OmniTransfer: All-in-one Framework for Spatio-temporal Video Transfer
Pengze Zhang, Yanze Wu, Mengtian Li, Xu Bai, Songtao Zhao, Fulong Ye, Chong Mou, Xinghui Li, Zhuowei Chen, Qian He, Mingyuan Gao
TL;DR
OmniTransfer introduces a unified framework for spatio-temporal video transfer that leverages multi-view frame information and temporal cues to unify appearance and temporal transfer tasks. Its three core designs—Task-aware Positional Bias, Reference-decoupled Causal Learning, and Task-adaptive Multimodal Alignment—enable efficient and flexible control across identity, style, effects, camera movement, and motion transfer, without relying on pose priors. Empirical results show superior or competitive performance across diverse tasks, with notable improvements in appearance fidelity and temporal coherence, and a 20% reduction in runtime. This work establishes a new paradigm for high-fidelity, versatile video generation by integrating video references, diffusion modeling, and multimodal semantic guidance.
Abstract
Videos convey richer information than images or text, capturing both spatial and temporal dynamics.

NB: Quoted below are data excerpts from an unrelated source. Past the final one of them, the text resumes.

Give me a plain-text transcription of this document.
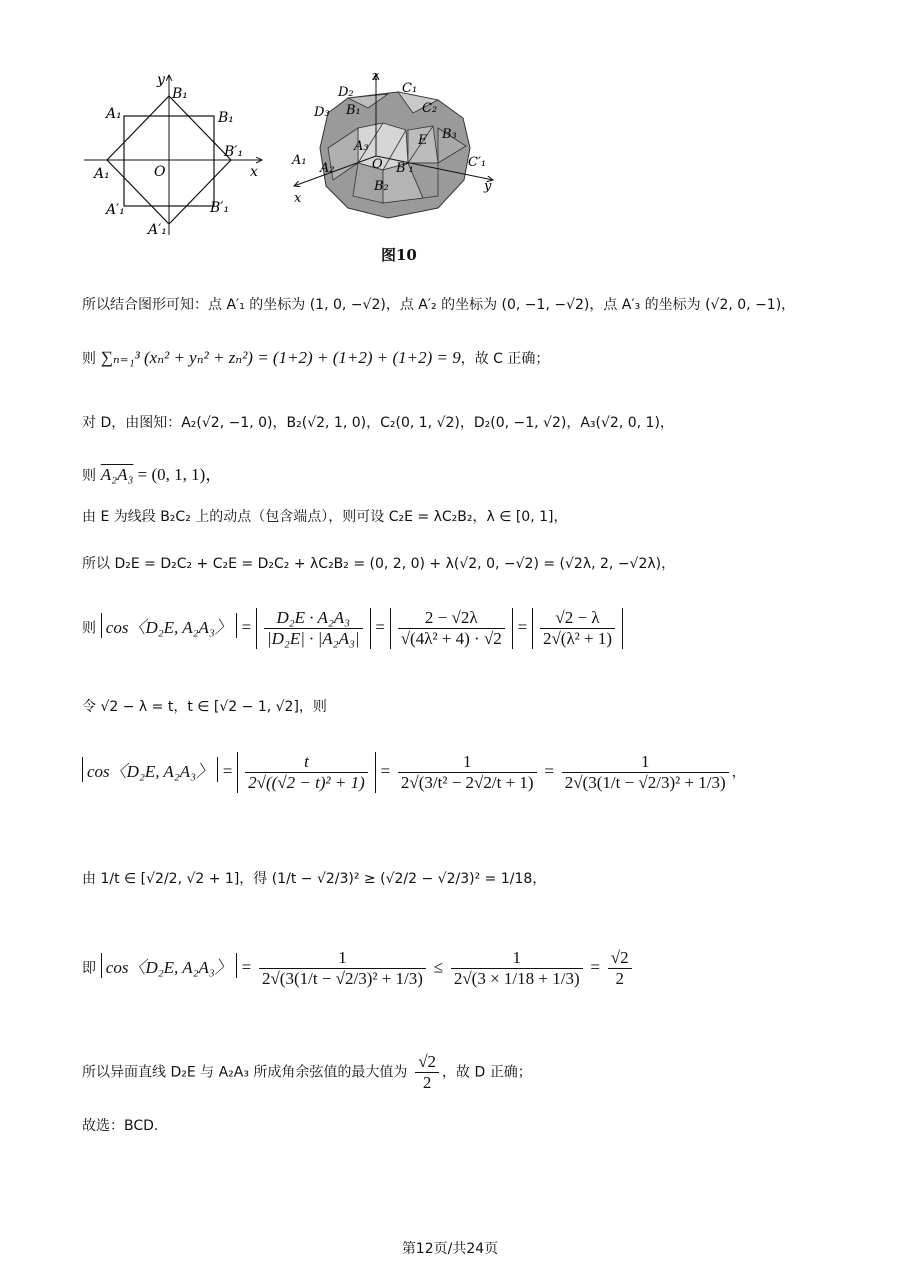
y
x
O
B₁
A₁	B₁
B′₁
A₁
A′₁	B′₁
A′₁
z
C₁
D₂
C₂
D₃ B₁
E B₃
A₁
A₃
O B′₁	C′₁
A₂
B₂
x
y
图10
所以结合图形可知：点 A′₁ 的坐标为 (1, 0, −√2)，点 A′₂ 的坐标为 (0, −1, −√2)，点 A′₃ 的坐标为 (√2, 0, −1)，
则 ∑ₙ₌₁³ (xₙ² + yₙ² + zₙ²) = (1+2) + (1+2) + (1+2) = 9，故 C 正确；
对 D，由图知：A₂(√2, −1, 0)，B₂(√2, 1, 0)，C₂(0, 1, √2)，D₂(0, −1, √2)，A₃(√2, 0, 1)，
则 A₂A₃ = (0, 1, 1)，
由 E 为线段 B₂C₂ 上的动点（包含端点），则可设 C₂E = λC₂B₂，λ ∈ [0, 1]，
所以 D₂E = D₂C₂ + C₂E = D₂C₂ + λC₂B₂ = (0, 2, 0) + λ(√2, 0, −√2) = (√2λ, 2, −√2λ)，
则 cos〈D₂E, A₂A₃〉 = $\frac{\text{D₂E · A₂A₃}}{\text{|D₂E| · |A₂A₃|}} = \frac{2 - √2\lambda}{\text{√(4λ² + 4) · √2}} = \frac{√2 - \lambda}{\text{2√(λ² + 1)}}$
令 √2 − λ = t，t ∈ [√2 − 1, √2]，则
cos〈D₂E, A₂A₃〉 = $\frac{t}{\text{2√((√2 − t)² + 1)}} = \frac{1}{\text{2√(3/t² − 2√2/t + 1)}} = \frac{1}{\text{2√(3(1/t − √2/3)² + 1/3)}}$ ，
由 1/t ∈ [√2/2, √2 + 1]，得 (1/t − √2/3)² ≥ (√2/2 − √2/3)² = 1/18，
即 cos〈D₂E, A₂A₃〉 = $\frac{1}{\text{2√(3(1/t − √2/3)² + 1/3)}} \le \frac{1}{2√(3 \times 1/18 + 1/3)} = \frac{√2}{2}$
所以异面直线 D₂E 与 A₂A₃ 所成角余弦值的最大值为 $\frac{√2}{2}$ ，故 D 正确；
故选：BCD.
第12页/共24页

However, most existing video customization methods rely on reference images or task-specific temporal priors, failing to fully exploit the rich spatio-temporal information inherent in videos, thereby limiting flexibility and generalization in video generation. To address these limitations, we propose OmniTransfer, a unified framework for spatio-temporal video transfer. It leverages multi-view information across frames to enhance appearance consistency and exploits temporal cues to enable fine-grained temporal control. To unify various video transfer tasks, OmniTransfer incorporates three key designs: Task-aware Positional Bias that adaptively leverages reference video information to improve temporal alignment or appearance consistency; Reference-decoupled Causal Learning separating reference and target branches to enable precise reference transfer while improving efficiency; and Task-adaptive Multimodal Alignment using multimodal semantic guidance to dynamically distinguish and tackle different tasks. Extensive experiments show that OmniTransfer outperforms existing methods in appearance (ID and style) and temporal transfer (camera movement and video effects), while matching pose-guided methods in motion transfer without using pose, establishing a new paradigm for flexible, high-fidelity video generation.